Pérez and Pati lift Lyric Opera’s routine “Bohème”

Sun Mar 16, 2025 at 2:49 pm

By Lawrence A. Johnson

Ailyn Pérez and Pene Pati star in Puccini’s La Bohème at Lyric Opera. Photo: Michael Brosilow

As if there wasn’t enough youthful revelry in the Loop Saturday night with carousing St. Patrick’s Day celebrants clad in Kelly green, La Bohème returned to the Lyric Opera stage for a four-week run.

Puccini’s tune-packed tale of young Parisian artists, love, comedy, romance, and tuberculosis is about as titanium a piece of musical theater as exists.

And so it proved again Saturday, where after a slow start, two talented principals lifted a routine Puccini night into a successful evening—no mean feat with pedestrian conducting and stage direction that hovered between amateurish and appalling.

Born in Chicago, Ailyn Pérez returned for her third appearance at Lyric Opera following Elixir of Love and Faust (where her company debut as Marguerite was hobbled, literally, by a ridiculous production). 

Mimi has become a signature role for Pérez and she brought the requisite star power both vocally and dramatically. At times the soprano overdid the girlishness in the first two acts with Mimi seeming more hyperactive than endearing. What happened to the shy and lonely seamstress?

Yet she sang a glowing “Mi chiamano Mimi” and her portrayal rose in depth and dramatic strength as the opera unfolded. Her rich-toned and expressive “Donde liete usci” was the vocal highlight of the evening, and Pérez sang and acted with subtle and touching sensitivity in the tragic final act.

Pene Pati is making debuts at major houses this season including Lyric and the Met (as the Duke in Rigoletto). The Samoan tenor possesses a pleasing voice, vibrant and flexible yet he got off to a mixed start as Rodolfo. While he nailed a secure top C in “Che gelida manina” his hectoring phrasing lacked a smooth legato line with an oddly squawked note on the way up to the aria’s previous A flat.

That may have been due to nerves since, like nearly everything in this show, the tenor improved after the first act, vocalizing with greater ease and fluency.

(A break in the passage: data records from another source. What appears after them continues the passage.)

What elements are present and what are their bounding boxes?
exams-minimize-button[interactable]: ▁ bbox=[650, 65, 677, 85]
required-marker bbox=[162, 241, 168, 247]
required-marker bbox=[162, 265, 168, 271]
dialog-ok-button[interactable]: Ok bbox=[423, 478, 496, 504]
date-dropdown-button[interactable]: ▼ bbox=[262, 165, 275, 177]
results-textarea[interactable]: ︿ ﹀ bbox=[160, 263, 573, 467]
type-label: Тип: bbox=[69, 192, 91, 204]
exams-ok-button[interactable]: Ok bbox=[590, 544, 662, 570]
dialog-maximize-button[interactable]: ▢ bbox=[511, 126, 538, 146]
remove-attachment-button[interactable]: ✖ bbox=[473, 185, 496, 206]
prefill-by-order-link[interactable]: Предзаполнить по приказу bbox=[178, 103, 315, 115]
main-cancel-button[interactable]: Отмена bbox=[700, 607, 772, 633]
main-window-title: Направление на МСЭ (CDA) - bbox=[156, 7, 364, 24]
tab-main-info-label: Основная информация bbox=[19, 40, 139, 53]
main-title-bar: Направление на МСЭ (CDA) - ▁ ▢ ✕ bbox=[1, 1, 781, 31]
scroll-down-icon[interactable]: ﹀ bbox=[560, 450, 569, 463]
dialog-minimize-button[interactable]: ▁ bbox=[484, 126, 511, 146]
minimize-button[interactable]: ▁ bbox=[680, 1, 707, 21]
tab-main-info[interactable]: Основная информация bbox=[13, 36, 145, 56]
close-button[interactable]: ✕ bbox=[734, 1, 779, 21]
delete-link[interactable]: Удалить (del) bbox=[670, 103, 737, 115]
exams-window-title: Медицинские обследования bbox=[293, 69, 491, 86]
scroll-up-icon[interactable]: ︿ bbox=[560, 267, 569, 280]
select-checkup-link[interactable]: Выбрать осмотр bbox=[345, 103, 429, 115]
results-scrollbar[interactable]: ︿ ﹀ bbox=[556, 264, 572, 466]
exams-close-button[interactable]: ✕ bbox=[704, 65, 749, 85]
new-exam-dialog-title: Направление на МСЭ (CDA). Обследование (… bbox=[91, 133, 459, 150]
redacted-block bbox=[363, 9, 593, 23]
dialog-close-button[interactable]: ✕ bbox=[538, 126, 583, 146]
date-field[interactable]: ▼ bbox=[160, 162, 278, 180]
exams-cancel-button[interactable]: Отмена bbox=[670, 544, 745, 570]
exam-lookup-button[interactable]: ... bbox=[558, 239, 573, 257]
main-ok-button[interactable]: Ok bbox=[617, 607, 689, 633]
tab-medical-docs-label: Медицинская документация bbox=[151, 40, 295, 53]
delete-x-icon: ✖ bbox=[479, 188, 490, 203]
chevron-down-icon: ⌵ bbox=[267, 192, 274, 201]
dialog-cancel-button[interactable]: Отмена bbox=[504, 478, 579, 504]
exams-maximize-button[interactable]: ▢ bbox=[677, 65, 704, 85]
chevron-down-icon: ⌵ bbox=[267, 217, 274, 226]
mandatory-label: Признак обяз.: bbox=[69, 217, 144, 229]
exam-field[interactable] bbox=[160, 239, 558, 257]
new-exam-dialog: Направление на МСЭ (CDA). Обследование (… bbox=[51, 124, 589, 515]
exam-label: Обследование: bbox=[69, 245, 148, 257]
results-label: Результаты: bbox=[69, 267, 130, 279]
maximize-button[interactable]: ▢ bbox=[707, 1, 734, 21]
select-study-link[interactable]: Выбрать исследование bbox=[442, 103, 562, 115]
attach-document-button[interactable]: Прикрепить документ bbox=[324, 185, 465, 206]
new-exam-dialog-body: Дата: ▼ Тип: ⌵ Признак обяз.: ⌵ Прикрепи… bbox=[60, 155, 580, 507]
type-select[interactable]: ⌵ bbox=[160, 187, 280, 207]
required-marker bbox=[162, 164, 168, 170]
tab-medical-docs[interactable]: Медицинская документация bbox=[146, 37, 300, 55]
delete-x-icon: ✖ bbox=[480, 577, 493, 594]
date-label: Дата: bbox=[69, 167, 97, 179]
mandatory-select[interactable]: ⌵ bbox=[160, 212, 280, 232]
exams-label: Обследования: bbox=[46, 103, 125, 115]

Pati sang strongly, if a bit vociferously, in Act III and blended beautifully with Pérez in the closing music of reconciliation. A big man, Pati moved gracefully on stage; he acted credibly and seemed to have a simpatico rapport with Pérez—as much as one could tell from Row Q, where the singers’ facial expressions were indiscernible.

Gabriella Reyes is Musetta and Will Liverman is Marcello in La Bohème. Photo: Michael Brosilow

Gabriella Reyes’ Musetta was in the modern mode of over-the-top excess, though she sang a resplendent “Quando men’ vo” and brought a compensating sympathy for Mimi in the final act.

Best known for contemporary works like Fire Shut Up in My Bones, Will Liverman seemed miscast as Marcello. While acting forcefully, the baritone proved vocally underpowered in the role’s big moments, not least the Cafe Momus climax of Act II, which proved less than rousing opening night.

It’s not often one walks out of a Bohème performance dazzled by the Schaunard. Ian Rucker, a third-year Ryan Center member from Oshkosh, displayed a big, warm-toned baritone, natural ease, and charismatic stage presence. One couldn’t help feeling that this was a voice and singer better suited to Marcello.

Peixen Chen completed the Bohemian quartet as Colline. While he sang in a robust bass, Chen brought little feeling to his uniformly loud “Vecchia zimarra.” Levi Hernandez, however, was wonderfully characterful in his contrasted comprimario turns as Benoit and Alcindoro.

Most of the show’s problems came from the pit and the production side.

Mediocre conductors can always count on a return ticket to Lyric Opera. Jordan de Souza made an unimpressive company debut in Florencia en el Amazonas four years ago and his direction of Bohème was on the same bland level: crucial dynamic and scoring details sloughed over, little fire or intensity, and pallid, underpowered climaxes. The Lyric Opera Orchestra soldiered on professionally but the musicians sounded dispirited as well as strangely light in sonority.

Worse still was the stage direction by Melanie Bacaling in her company debut. In addition to falling into the usual traps when directing this opera—extras and chorus members merely standing around in Act II, and the Bohemians’ hi-jinx being silly without actually being funny—Bacaling contributed several lapses of her own.

The first act was so darkly lit one could barely make out the principals’ faces from more than ten rows back. A bright spotlight was suddenly turned on halfway through Act II, wavered hesitantly on the singers before vanishing again. Parpignol’s wagon and the kids and choral women were plopped center stage blocking the principal singers. Finally, after Colline sings his coat song on the stairs outside the garret, he turns to address Schaunard who is nowhere in sight. (Ian Rucker had to quickly race down the stairs.) This level of staging ineptitude would not pass muster at a high school Battle of the Bands.

Herbert Ross’s antediluvian production from LA Opera looks its 32 years but has some clever moments and eye-catching visuals. The problem was not the sets’ age but the bizarre scenic layout. More than half of the set for the outer acts is devoted to the exterior outside of the artists’ building. The Bohemians’ tiny garret is high on a second level like a Joseph Cornell box, moving the opera’s intimate action far away from the audience.

The Lyric Opera Chorus looked light in numbers for the Cafe Momus ensembles but sang with worthy polish and energy.

La Bohème runs through April 12. lyricopera.org

Photo: Michael Brosilow

Posted in Performances


2 Responses to “Pérez and Pati lift Lyric Opera’s routine “Bohème””

  1. Posted Mar 16, 2025 at 10:29 pm by Fiona

    Correct on all points. The production was boring and trite, almost laughably so.

    Miss Perez and Mr Pati were convincing as Mimi and Rodolfo. However, their duets lasted forever, it was hard to believe that these were two young ardent lovers.

    Ian Rucker is a superstar in the making. Too bad the Lyric did not make history by casting him as Marcello.

  2. Posted Mar 21, 2025 at 8:55 am by John

    I fully agree about the dreadful conducting.Boheme must move forward at all points, but the conducting for the critical Act I solos and duet was unbearably slow. This is not Wagner, and the conductor is not Karajan.

    Totally disagree about the singing. The tenor had some warmth and power in the mid and upper-mid range; very little ability to project when singing softly and very little warmth. Perez was OK but no much more. The Musetta was absurd, and the Marcello was totally out of his depth. Disappointing all way round.